Mencionaremos también las saturnales de la antigua Roma, de las cuales, por otra parte, parece derivar directamente el carnaval moderno, aunque a decir verdad ya solamente como un vestigio muy disminuido: durante esas fiestas, los esclavos mandaban a los amos y éstos les servían5; se tenía entonces la imagen de un verdadero mundo invertido”, donde todo, se hacía al revés del orden normal6. Aunque se pretenda comúnmente que había en esas fiestas una evocación de la “edad de oro”, esta interpretación es manifiestamente falsa, pues no se trata de una especie de “igualdad”, que podría en rigor considerarse como representación, en la medida en que las condiciones presentes lo permiten7, de la indiferenciación primera de las funciones sociales: se trata de una inversión de las relaciones jerárquicas, lo que es algo enteramente diverso, y tal inversión constituye, de modo general, uno de los caracteres más nítidos del “satanismo”. Hay que ver en ellas, pues, más bien algo que se refiere al. aspecto “siniestro” de Saturno, aspecto que ciertamente no le pertenece en cuanto dios de la “edad de oro”, sino, al contrario, en tanto que no es ya actualmente sino el dios caído de un período concluso8.

Se ve por estos ejemplos que en las fiestas de ese género hay invariablemente un elemento “siniestro” y aun “satánico”, y es de notar, muy particularmente, que precisamente este elemento mismo es lo que place al vulgo y excita su alegría: se trata, en efecto, de algo muy propio, más que cualquier otra cosa, para dar satisfacción a las tendencias del “hombre caído”, en cuanto estas tendencias lo llevan a desarrollar sobre todo las posibilidades más inferiores de su ser.
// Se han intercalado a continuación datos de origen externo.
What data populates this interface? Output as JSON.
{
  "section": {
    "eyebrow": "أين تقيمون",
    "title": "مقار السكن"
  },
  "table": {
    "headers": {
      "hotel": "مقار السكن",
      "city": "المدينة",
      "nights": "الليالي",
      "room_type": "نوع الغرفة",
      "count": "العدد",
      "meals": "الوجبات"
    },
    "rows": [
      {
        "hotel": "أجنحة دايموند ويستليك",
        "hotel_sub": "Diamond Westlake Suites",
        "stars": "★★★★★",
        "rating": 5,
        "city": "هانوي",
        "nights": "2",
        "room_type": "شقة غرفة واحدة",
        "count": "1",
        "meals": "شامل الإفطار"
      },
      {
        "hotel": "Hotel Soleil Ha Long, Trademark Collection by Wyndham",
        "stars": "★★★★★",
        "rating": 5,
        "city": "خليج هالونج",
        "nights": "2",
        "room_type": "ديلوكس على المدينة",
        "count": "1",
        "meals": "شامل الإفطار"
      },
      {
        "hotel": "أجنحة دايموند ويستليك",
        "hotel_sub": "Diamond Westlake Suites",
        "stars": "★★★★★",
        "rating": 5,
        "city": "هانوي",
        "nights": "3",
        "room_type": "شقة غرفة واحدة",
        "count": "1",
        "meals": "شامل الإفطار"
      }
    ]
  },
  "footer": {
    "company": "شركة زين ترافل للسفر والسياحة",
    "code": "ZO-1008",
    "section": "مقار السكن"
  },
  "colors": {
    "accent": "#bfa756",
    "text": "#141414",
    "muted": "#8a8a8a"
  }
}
Y precisamente en esto reside la verdadera razón de ser de tales fiestas: se trata, en suma, de “canalizar” en alguna forma esas tendencias y hacerlas lo más inofensivas posible dándoles ocasión de manifestarse, pero sólo durante períodos muy breves y en circunstancias bien determinadas, y asignando además a esa manifestación límites estrictos que no se le permite sobrepasar9. Si no fuera así, esas mismas tendencias, faltas del mínimo de satisfacción exigido por el estado actual de la humanidad, arriesgarían producir una explosión, si así puede decirse10, y extender sus efectos a la existencia entera, tanto colectiva como individual, causando un desorden muchísimo más grave que el que se produce únicamente durante algunos días expresamente reservados a ese fin, y además tanto menos temible cuanto que se encuentra por eso mismo como “regularizado”, pues, por una parte, esos días están como puestos fuera del curso normal de las cosas, de modo que no ejerza sobre éste ningún influjo apreciable, y empero, por otra parte, el hecho de que no haya nada de imprevisto “normaliza” en cierto modo el desorden mismo y lo integra en el orden total.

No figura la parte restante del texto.